現地は猪高緑地の南部の草むらですが、夏に行政が草刈りをした後、草が伸び始めています。50m×5mぐらいの範囲に10cmぐらいの高さのオオキンケイギクの葉が無数に生えていました。4人で2時間弱がんばって抜きました。細かいものもあるので全部は駆除できませんが、目立つ株はほとんど抜くことができました。一つ一つの株が小さいため、まとめるとゴミ袋一つにまとまりましたが、本数的には大量です。みなさん、ご協力ありがとうございました。 

 

 


「外来種を食べて減らす講座」

2021-08-26 | 日記

 ‘21年8月21日13:30~15:00 ウィルあいち

夏のイベントとしては、参加者が外来種を捕って調理して食べる企画が人気があるのですが、コロナ禍の波が収まらないので、今年は他団体が行っている外来種を食べて減らす活動を講演で紹介させてもらいました。

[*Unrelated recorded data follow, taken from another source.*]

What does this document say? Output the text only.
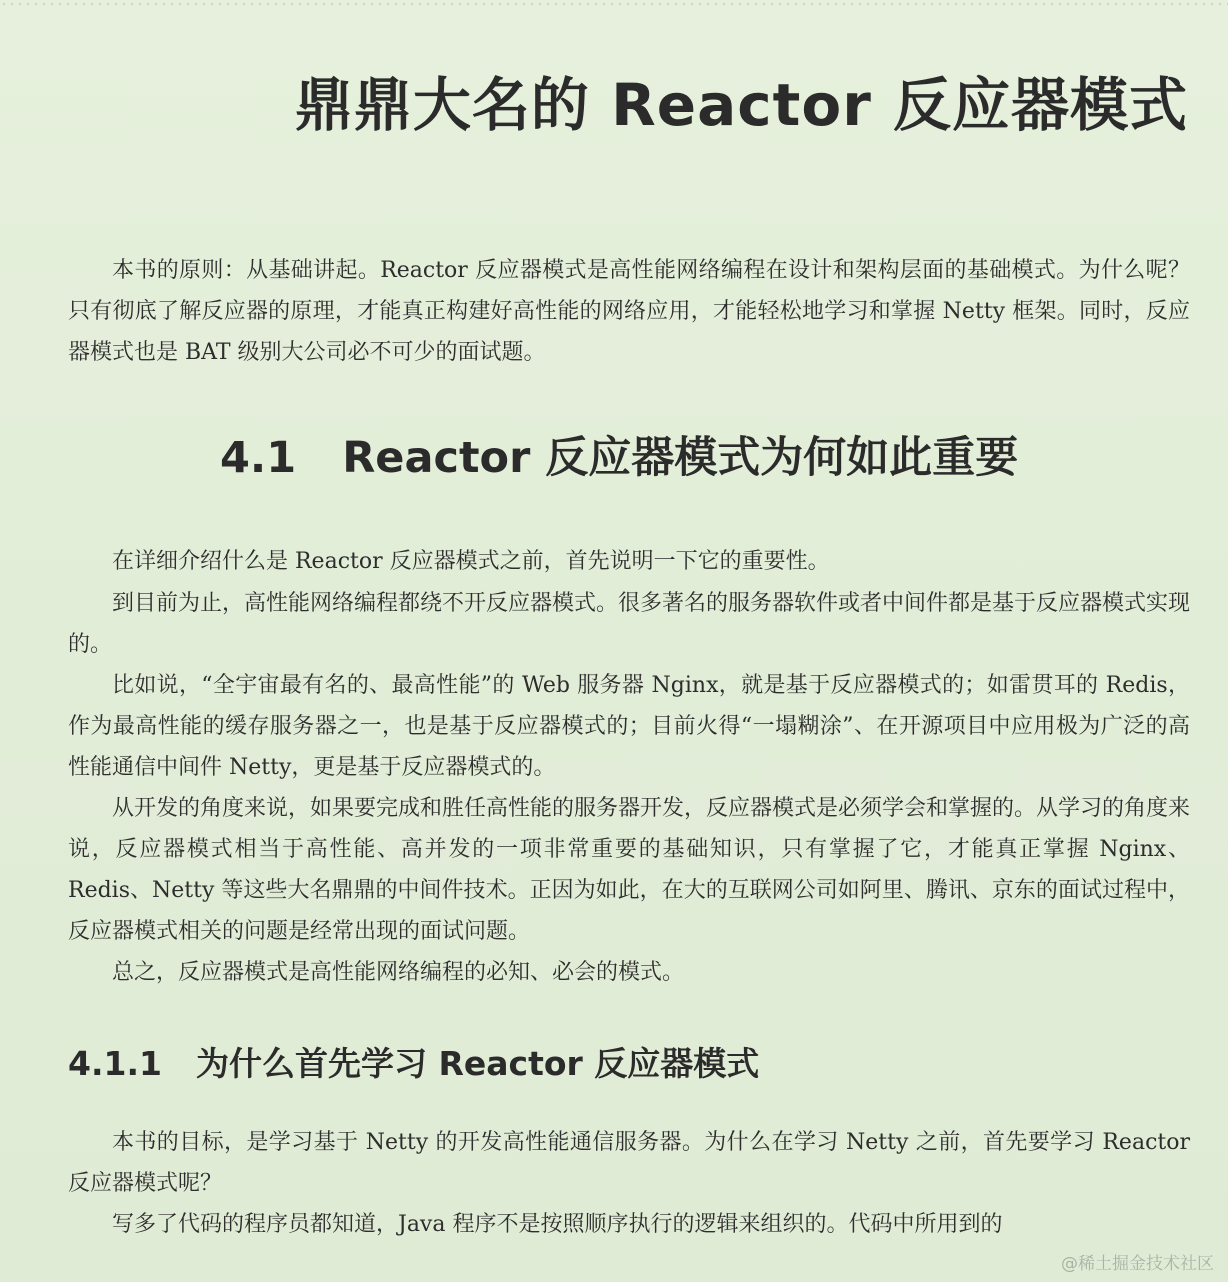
鼎鼎大名的 Reactor 反应器模式

本书的原则：从基础讲起。Reactor 反应器模式是高性能网络编程在设计和架构层面的基础模式。为什么呢？只有彻底了解反应器的原理，才能真正构建好高性能的网络应用，才能轻松地学习和掌握 Netty 框架。同时，反应器模式也是 BAT 级别大公司必不可少的面试题。

4.1 Reactor 反应器模式为何如此重要

在详细介绍什么是 Reactor 反应器模式之前，首先说明一下它的重要性。

到目前为止，高性能网络编程都绕不开反应器模式。很多著名的服务器软件或者中间件都是基于反应器模式实现的。

比如说，“全宇宙最有名的、最高性能”的 Web 服务器 Nginx，就是基于反应器模式的；如雷贯耳的 Redis，作为最高性能的缓存服务器之一，也是基于反应器模式的；目前火得“一塌糊涂”、在开源项目中应用极为广泛的高性能通信中间件 Netty，更是基于反应器模式的。

从开发的角度来说，如果要完成和胜任高性能的服务器开发，反应器模式是必须学会和掌握的。从学习的角度来说，反应器模式相当于高性能、高并发的一项非常重要的基础知识，只有掌握了它，才能真正掌握 Nginx、Redis、Netty 等这些大名鼎鼎的中间件技术。正因为如此，在大的互联网公司如阿里、腾讯、京东的面试过程中，反应器模式相关的问题是经常出现的面试问题。

总之，反应器模式是高性能网络编程的必知、必会的模式。

4.1.1 为什么首先学习 Reactor 反应器模式

本书的目标，是学习基于 Netty 的开发高性能通信服务器。为什么在学习 Netty 之前，首先要学习 Reactor 反应器模式呢？

写多了代码的程序员都知道，Java 程序不是按照顺序执行的逻辑来组织的。代码中所用到的

@稀土掘金技术社区
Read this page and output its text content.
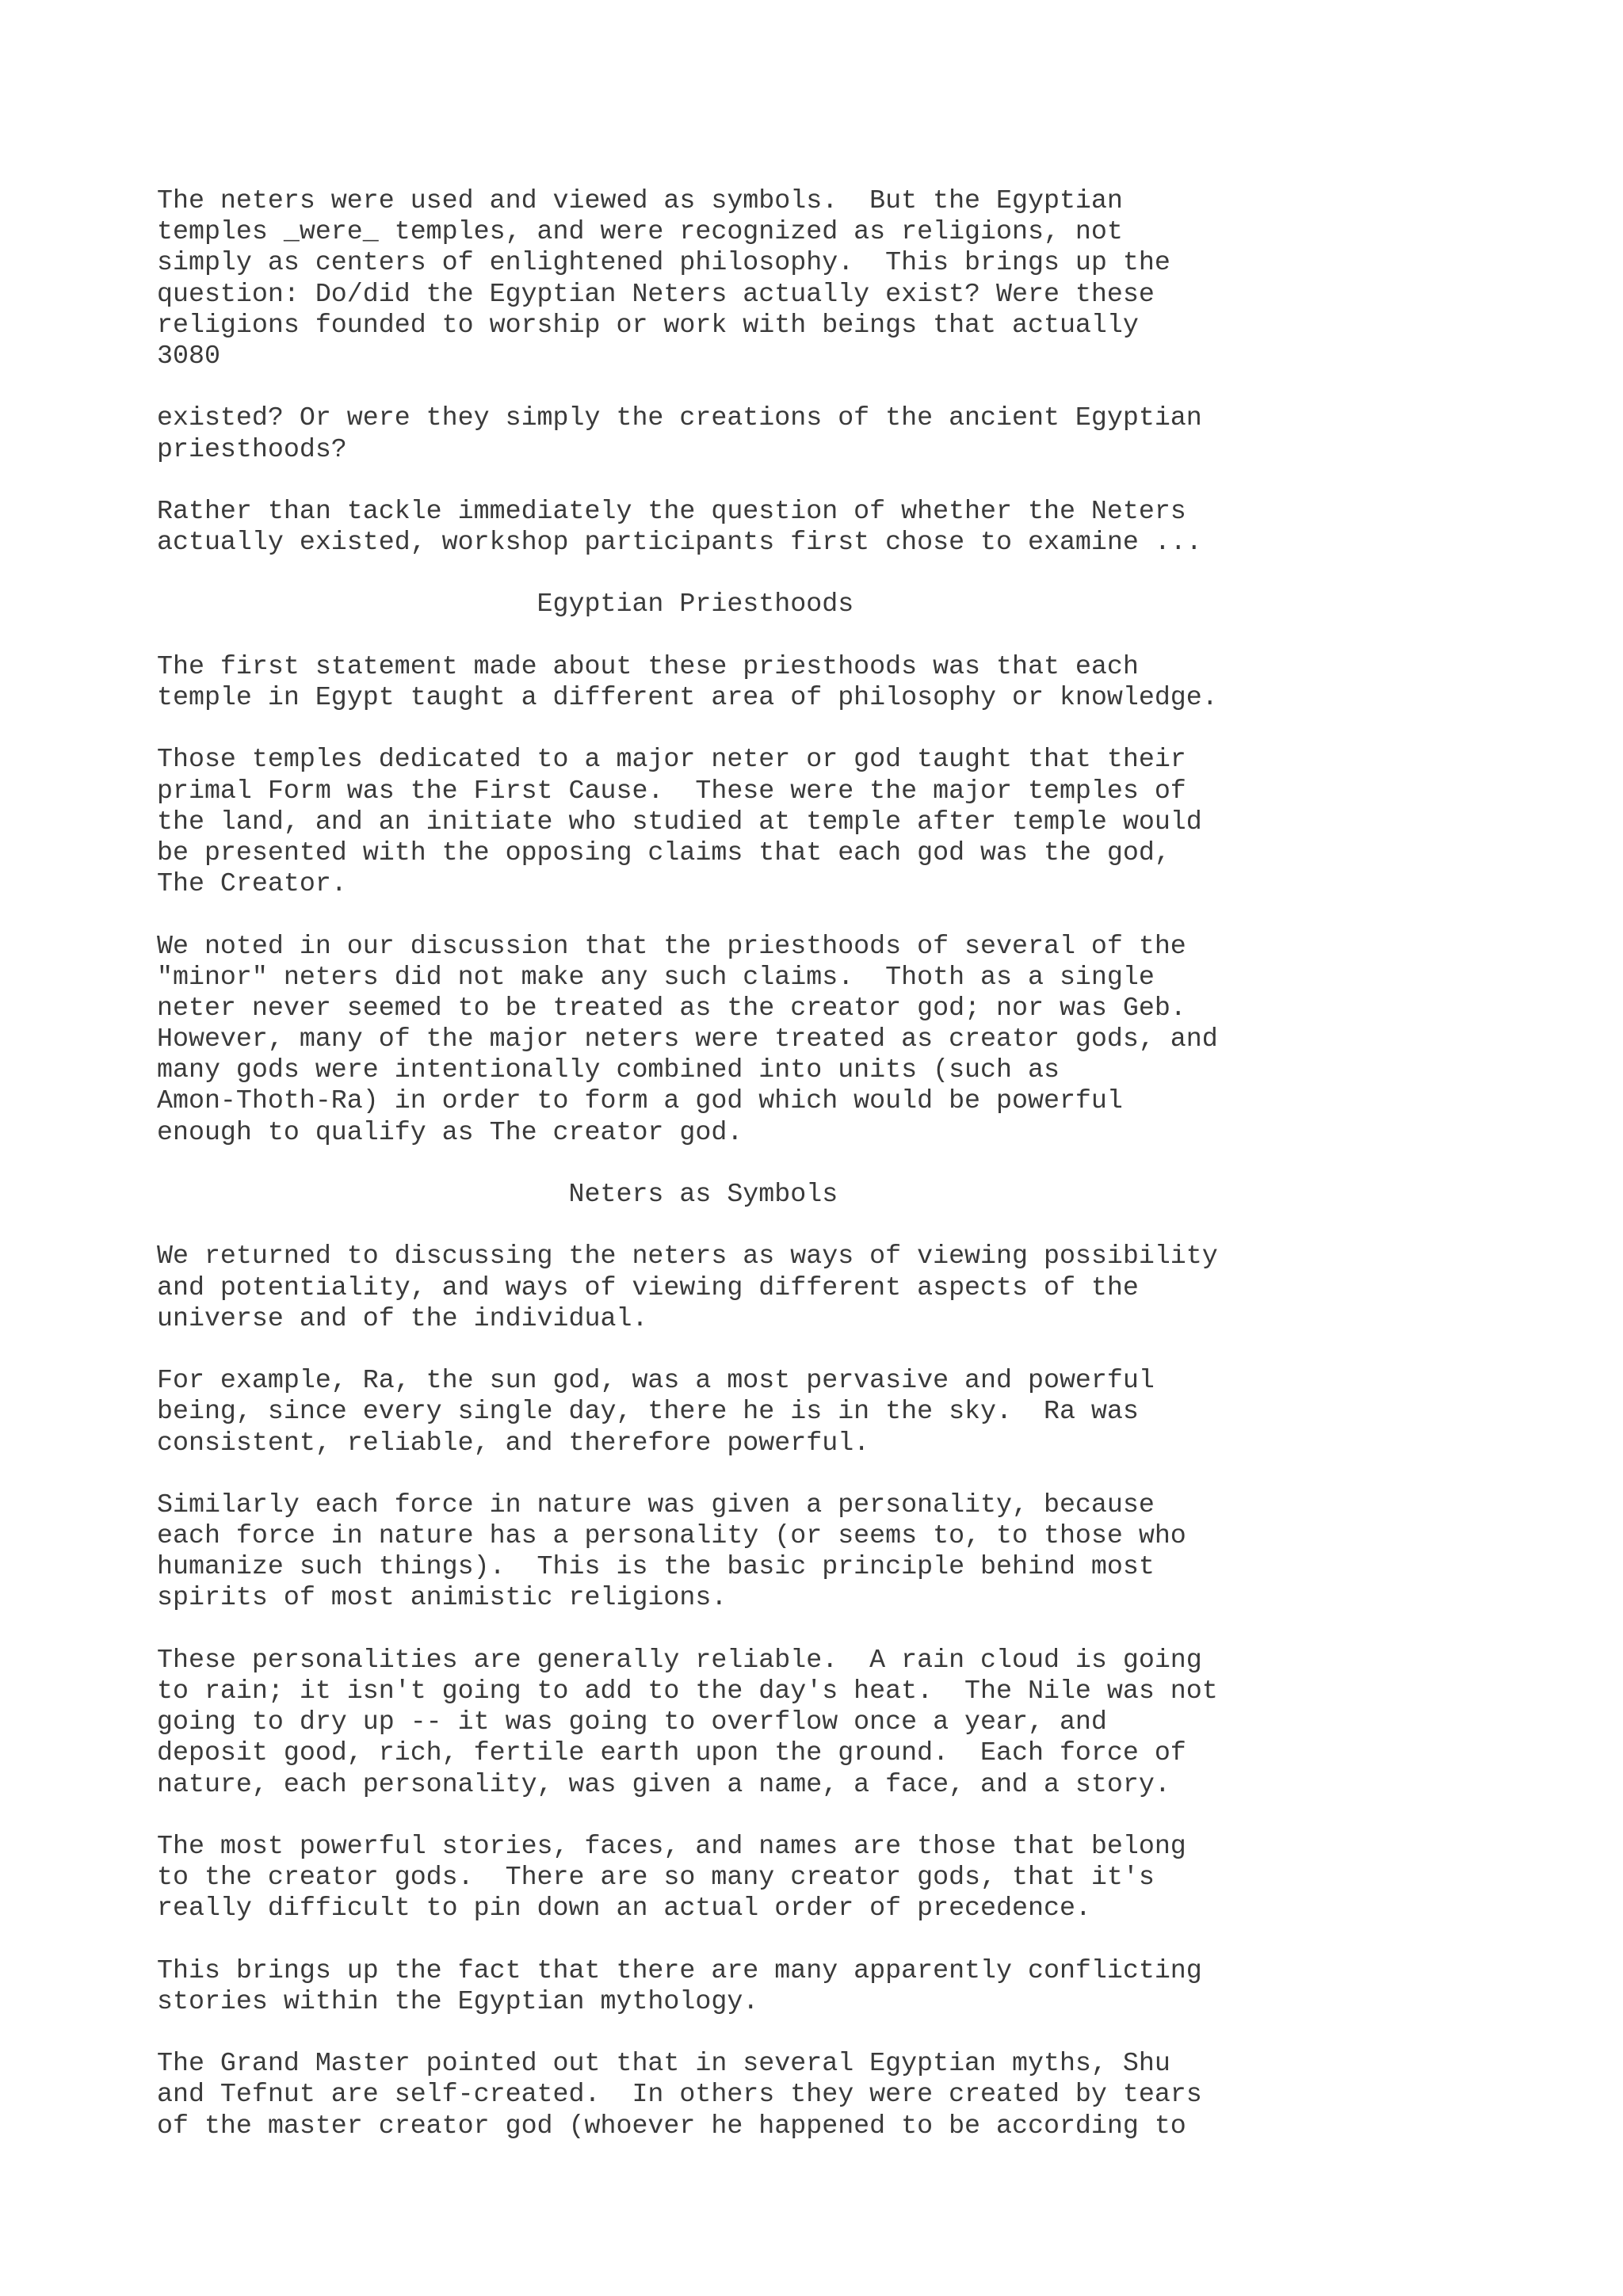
The neters were used and viewed as symbols.  But the Egyptian
temples _were_ temples, and were recognized as religions, not
simply as centers of enlightened philosophy.  This brings up the
question: Do/did the Egyptian Neters actually exist? Were these
religions founded to worship or work with beings that actually
3080
existed? Or were they simply the creations of the ancient Egyptian
priesthoods?
Rather than tackle immediately the question of whether the Neters
actually existed, workshop participants first chose to examine ...
Egyptian Priesthoods
The first statement made about these priesthoods was that each
temple in Egypt taught a different area of philosophy or knowledge.
Those temples dedicated to a major neter or god taught that their
primal Form was the First Cause.  These were the major temples of
the land, and an initiate who studied at temple after temple would
be presented with the opposing claims that each god was the god,
The Creator.
We noted in our discussion that the priesthoods of several of the
"minor" neters did not make any such claims.  Thoth as a single
neter never seemed to be treated as the creator god; nor was Geb.
However, many of the major neters were treated as creator gods, and
many gods were intentionally combined into units (such as
Amon-Thoth-Ra) in order to form a god which would be powerful
enough to qualify as The creator god.
Neters as Symbols
We returned to discussing the neters as ways of viewing possibility
and potentiality, and ways of viewing different aspects of the
universe and of the individual.
For example, Ra, the sun god, was a most pervasive and powerful
being, since every single day, there he is in the sky.  Ra was
consistent, reliable, and therefore powerful.
Similarly each force in nature was given a personality, because
each force in nature has a personality (or seems to, to those who
humanize such things).  This is the basic principle behind most
spirits of most animistic religions.
These personalities are generally reliable.  A rain cloud is going
to rain; it isn't going to add to the day's heat.  The Nile was not
going to dry up -- it was going to overflow once a year, and
deposit good, rich, fertile earth upon the ground.  Each force of
nature, each personality, was given a name, a face, and a story.
The most powerful stories, faces, and names are those that belong
to the creator gods.  There are so many creator gods, that it's
really difficult to pin down an actual order of precedence.
This brings up the fact that there are many apparently conflicting
stories within the Egyptian mythology.
The Grand Master pointed out that in several Egyptian myths, Shu
and Tefnut are self-created.  In others they were created by tears
of the master creator god (whoever he happened to be according to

豊田市旭地区で活動している「竹々木々工房」さんのモウソウチクによるメンマ作りです。

 

第1部として当会の宇野顧問より外来種全般の話題からスタート。移入してきた時代によってモンシロチョウも外来種に含まれたり、外来種によって在来種が食われたり場所を占領される事例。特定外来種分類にアメリカザリガニとミシシッピアカミミガメが仲間入りする話題も出ました。

 

そして外来種といえども大切な命があるのだから、駆除して殺すだけでなく、おいしく食べてあげる事例の話です。当会での3回にわたる調理イベントや外来タンポポジャムの作り方レシピも紹介されました。

 

第2部は「竹々木々工房」代表の大山侑希さんから活動内容について発表してもらいました。モウソウチクも侵略性の高い外来種であること。駆除したくても地主の許可を得られなかったり、地下茎が固くて強くて大変なこと。戦後はプラスチック材が出回ったせいで竹材の需要が無くなり、日本中で竹林の大繁殖が放置されていることなどが紹介されました。「竹々木々工房」さんは3年前から豊田市旭地区の主婦5人で活動を開始しました。里山暮らしでやりたくても1人では難しいことを、協力しながらできる範囲でやるとのこと。

 

活動内容は1.親子向け竹っこくらぶ(竹はんごう・手ぬぐい染め)、2.大人向け竹林整備プログラム(伐採・炭焼き・竹チッパー)、3メンマづくり(幼竹刈り・カット・釜茹で・塩蔵・天日干し・レシピ作り・商品販売)。5人でよくやっているなあと感心しました。

 

 

 

そして味付けメンマの試食もさせてもらえました。醤油・みりん・酒・ごま油・酢・にんにく・しょうが・塩・鷹の爪で味付けしてあるそうです。食べてみると、柔らかい歯ごたえと程よくマイルドな塩味辛味でおいしかったです。商品はオンラインショップから国産発行穂先メンマが777円などで購入できます。https://chikumoku.shop-pro.jp/

 

増えすぎて環境に迷惑な侵略的外来種。それらを減らす活動がつらくて、生物も死んでかわいそうなだけでは駆除が進みません。だからこのようにおいしく食べることは、私たち人間が環境に貢献するためのモチベーションにもなるのではないでしょうか。